Я часто смотрел вправо на Лиду, с наслаждением видел нежное сосредоточенно-милое лицо и глаз, сияющий даже в темноте. У нее были особенные глаза — светлячки. Сидел и снова спрашивал себя: «Правда? Не сон? Не выдумка? Или все-таки приснилось?» Я сижу с ней рядом в кино, могу попробовать даже взять ее руку. Нет. Не сон. Со мной подруга — девятиклассница! (Почему-то этому придавал очень большое значение, возвышавшее не только Лиду, но и меня.) Когда на экране завыли огненные сполохи, задергались дула пушек, затряслась, задрожала окутанная огнем земля, я взял Лиду за руку, и ощущение девичьей близости, общности со мной настолько потрясло меня, что я боялся дышать, ничего не видел.
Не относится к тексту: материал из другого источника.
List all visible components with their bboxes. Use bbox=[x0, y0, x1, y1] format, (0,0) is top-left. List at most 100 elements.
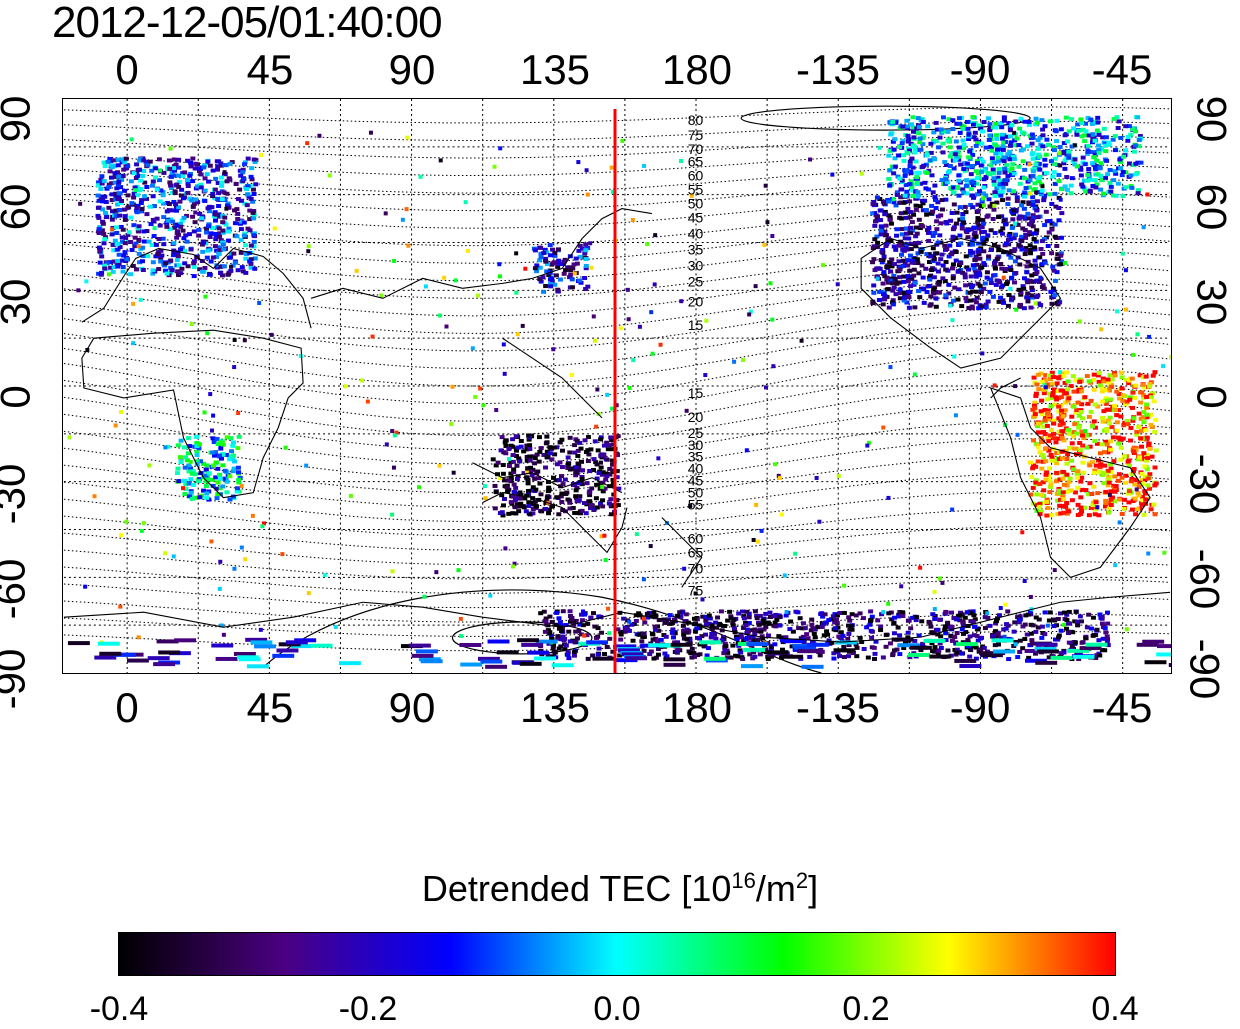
tec-cell bbox=[1055, 498, 1061, 503]
tec-cell bbox=[144, 229, 150, 234]
tec-cell bbox=[989, 156, 995, 161]
tec-cell bbox=[147, 204, 153, 209]
colorbar-label-unit-exp: 2 bbox=[795, 868, 809, 893]
tec-cell bbox=[470, 346, 475, 351]
tec-cell bbox=[113, 214, 119, 219]
tec-cell bbox=[757, 613, 763, 618]
tec-cell bbox=[175, 443, 181, 448]
tec-cell bbox=[210, 428, 215, 433]
tec-cell bbox=[626, 628, 632, 633]
tec-cell bbox=[563, 643, 569, 648]
tec-cell bbox=[248, 265, 254, 270]
tec-cell bbox=[1031, 375, 1037, 380]
tec-cell bbox=[1030, 156, 1036, 161]
tec-cell bbox=[1096, 151, 1102, 156]
tec-cell bbox=[998, 193, 1004, 198]
tec-cell bbox=[234, 489, 240, 494]
tec-cell bbox=[1045, 506, 1051, 511]
tec-cell bbox=[1043, 170, 1049, 175]
tec-cell bbox=[1049, 458, 1055, 463]
tec-cell bbox=[1096, 148, 1102, 153]
tec-cell bbox=[1029, 638, 1035, 643]
tec-cell bbox=[1030, 173, 1036, 178]
tec-cell bbox=[1129, 476, 1135, 481]
tec-cell bbox=[178, 247, 184, 252]
tec-cell bbox=[160, 193, 166, 198]
tec-cell bbox=[583, 266, 589, 271]
tec-cell bbox=[609, 165, 614, 170]
tec-cell bbox=[1101, 409, 1107, 414]
tec-cell bbox=[182, 492, 188, 497]
tec-cell bbox=[1079, 416, 1085, 421]
tec-cell bbox=[220, 220, 226, 225]
tec-cell bbox=[607, 472, 613, 477]
tec-cell bbox=[590, 611, 596, 616]
tec-cell bbox=[942, 278, 948, 283]
tec-cell bbox=[258, 153, 263, 157]
tec-cell bbox=[1003, 267, 1009, 272]
tec-cell bbox=[756, 620, 761, 625]
tec-cell bbox=[506, 457, 511, 462]
tec-cell bbox=[1034, 199, 1040, 204]
tec-cell bbox=[1117, 157, 1123, 162]
tec-cell bbox=[1030, 195, 1036, 200]
tec-cell bbox=[783, 635, 789, 640]
tec-cell bbox=[960, 187, 966, 192]
tec-cell bbox=[554, 610, 560, 615]
tec-cell bbox=[102, 266, 108, 271]
tec-cell bbox=[703, 615, 709, 619]
tec-cell bbox=[892, 276, 898, 281]
tec-cell bbox=[1029, 285, 1035, 290]
tec-cell bbox=[218, 161, 224, 166]
tec-cell bbox=[984, 214, 990, 219]
tec-cell bbox=[186, 463, 192, 468]
tec-cell bbox=[980, 235, 986, 240]
tec-cell bbox=[583, 257, 589, 262]
tec-cell bbox=[147, 656, 170, 661]
tec-cell bbox=[653, 613, 659, 618]
tec-cell bbox=[175, 232, 181, 237]
tec-cell bbox=[614, 453, 620, 458]
tec-cell bbox=[938, 127, 944, 132]
tec-cell bbox=[211, 463, 217, 468]
tec-cell bbox=[152, 226, 157, 231]
tec-cell bbox=[530, 500, 536, 505]
tec-cell bbox=[1104, 428, 1110, 433]
tec-cell bbox=[995, 155, 1001, 160]
tec-cell bbox=[1036, 176, 1042, 181]
tec-cell bbox=[946, 625, 952, 630]
tec-cell bbox=[1032, 400, 1038, 405]
tec-cell bbox=[124, 519, 129, 524]
tec-cell bbox=[963, 210, 969, 215]
tec-cell bbox=[1023, 232, 1029, 237]
tec-cell bbox=[585, 284, 591, 289]
tec-cell bbox=[981, 229, 987, 234]
tec-cell bbox=[1053, 479, 1059, 484]
tec-cell bbox=[979, 230, 985, 235]
tec-cell bbox=[512, 561, 517, 566]
tec-cell bbox=[956, 145, 962, 150]
tec-cell bbox=[812, 627, 818, 632]
tec-cell bbox=[959, 226, 965, 231]
tec-cell bbox=[1031, 169, 1037, 174]
tec-cell bbox=[1036, 445, 1041, 450]
tec-cell bbox=[1135, 491, 1141, 496]
tec-cell bbox=[772, 620, 778, 625]
tec-cell bbox=[887, 183, 893, 188]
tec-cell bbox=[1001, 627, 1007, 632]
tec-cell bbox=[759, 634, 765, 639]
tec-cell bbox=[904, 118, 910, 123]
tec-cell bbox=[392, 433, 397, 438]
tec-cell bbox=[1000, 181, 1006, 186]
tec-cell bbox=[892, 164, 898, 169]
tec-cell bbox=[968, 186, 974, 191]
tec-cell bbox=[897, 633, 903, 638]
tec-cell bbox=[757, 627, 763, 632]
tec-cell bbox=[600, 489, 606, 494]
tec-cell bbox=[1046, 413, 1052, 418]
tec-cell bbox=[1104, 639, 1110, 644]
tec-cell bbox=[1043, 209, 1049, 214]
tec-cell bbox=[593, 460, 599, 465]
tec-cell bbox=[975, 209, 981, 214]
tec-cell bbox=[1069, 176, 1075, 181]
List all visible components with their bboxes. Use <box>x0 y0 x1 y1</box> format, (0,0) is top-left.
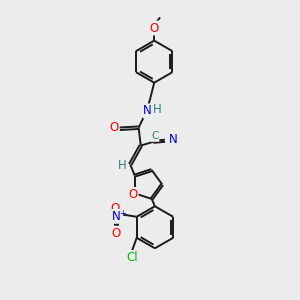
Text: N: N <box>169 133 177 146</box>
Text: N: N <box>143 104 152 117</box>
Text: O: O <box>111 202 120 215</box>
Text: O: O <box>109 121 119 134</box>
Text: O: O <box>150 22 159 34</box>
Text: O: O <box>112 227 121 240</box>
Text: O: O <box>128 188 138 201</box>
Text: H: H <box>117 159 126 172</box>
Text: N: N <box>112 210 121 223</box>
Text: +: + <box>119 209 126 218</box>
Text: H: H <box>153 103 162 116</box>
Text: Cl: Cl <box>126 251 138 264</box>
Text: C: C <box>151 131 158 141</box>
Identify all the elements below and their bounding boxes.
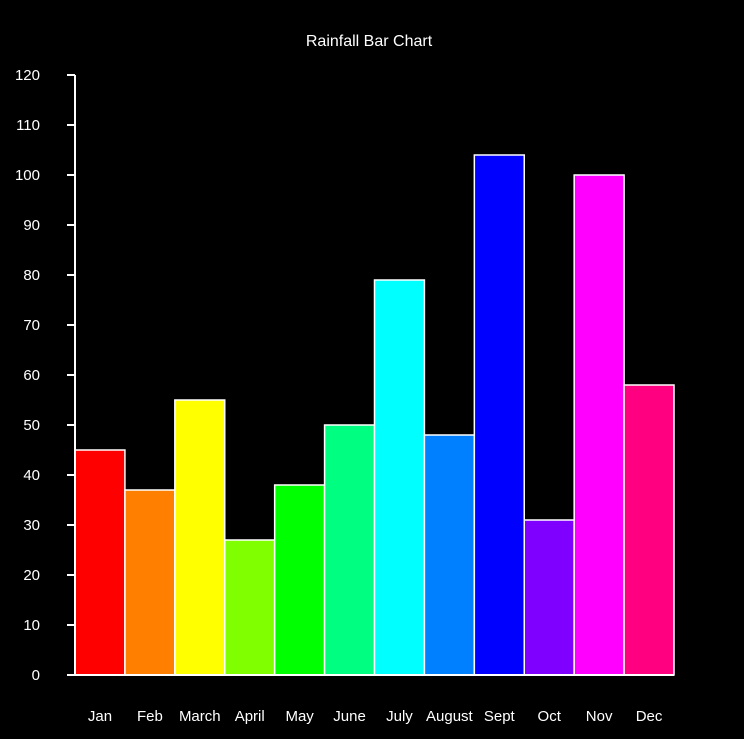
x-axis-labels: Jan Feb March April May June July August Sept Oct…	[88, 708, 663, 725]
y-tick-label: 90	[23, 217, 40, 234]
x-tick-label: June	[333, 708, 366, 725]
x-tick-label: Nov	[586, 708, 613, 725]
x-tick-label: August	[426, 708, 474, 725]
bar-april	[224, 539, 276, 676]
bars	[74, 154, 675, 676]
y-tick-label: 50	[23, 417, 40, 434]
bar-august	[423, 434, 476, 676]
x-tick-label: July	[386, 708, 413, 725]
x-tick-label: Feb	[137, 708, 163, 725]
y-tick-label: 110	[16, 117, 40, 134]
y-tick-label: 80	[23, 267, 40, 284]
x-tick-label: Jan	[88, 708, 112, 725]
x-tick-label: Sept	[484, 708, 516, 725]
y-tick-label: 0	[32, 667, 40, 684]
bar-may	[273, 484, 326, 676]
y-tick-label: 10	[23, 617, 40, 634]
chart-title: Rainfall Bar Chart	[306, 33, 433, 50]
bar-jan	[74, 449, 126, 676]
y-tick-label: 20	[23, 567, 40, 584]
bar-june	[323, 424, 376, 676]
x-tick-label: March	[179, 708, 221, 725]
x-tick-label: Oct	[538, 708, 562, 725]
x-tick-label: April	[235, 708, 265, 725]
x-tick-label: May	[285, 708, 314, 725]
bar-oct	[523, 519, 575, 676]
y-tick-label: 100	[15, 167, 40, 184]
bar-dec	[623, 384, 675, 676]
bar-feb	[124, 489, 176, 676]
y-axis: 0 10 20 30 40 50 60 70 80 90 100 110 120	[15, 67, 75, 684]
y-tick-label: 30	[23, 517, 40, 534]
bar-march	[174, 399, 226, 676]
y-tick-label: 120	[15, 67, 40, 84]
y-tick-label: 70	[23, 317, 40, 334]
bar-july	[373, 279, 426, 676]
bar-sept	[473, 154, 526, 676]
x-tick-label: Dec	[636, 708, 663, 725]
y-tick-label: 40	[23, 467, 40, 484]
y-tick-label: 60	[23, 367, 40, 384]
bar-nov	[573, 174, 625, 676]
Она не убрала руку, рука ее тоже дрогнула, ответила легким пожатием — таким легким, что, возможно, его и не было…
Мы вышли из спертой теплой духоты в лунную голубую ночь. Я взял Лиду под руку уже привычнее, не краснея и не переходя от жара к ознобу — просто было очень хорошо с ней, точно я нашел нечто мучительно нужное и теперь оно надолго со мной, и мне спокойно, легко, празднично, наверное, это и есть удовлетворение потребности, над которой я глумился в одиннадцать…
Шли заснеженной набережной. Из дали пруда, с уютной заречной стороны, от ее огоньков и строений дул не сильный пахучий и свежий ветер. Над динамовским парком оранжево-розово светило зарево, доносило звуки музыки. Там открылся каток. Оттуда шли девушки и девочки с коньками, реже попадались ребята.
— Вы ходите на каток? — спросила Лида.
— Нет…
— Почему же?
— Так… Не люблю коньки… Девичье занятие… Я и кататься не умею.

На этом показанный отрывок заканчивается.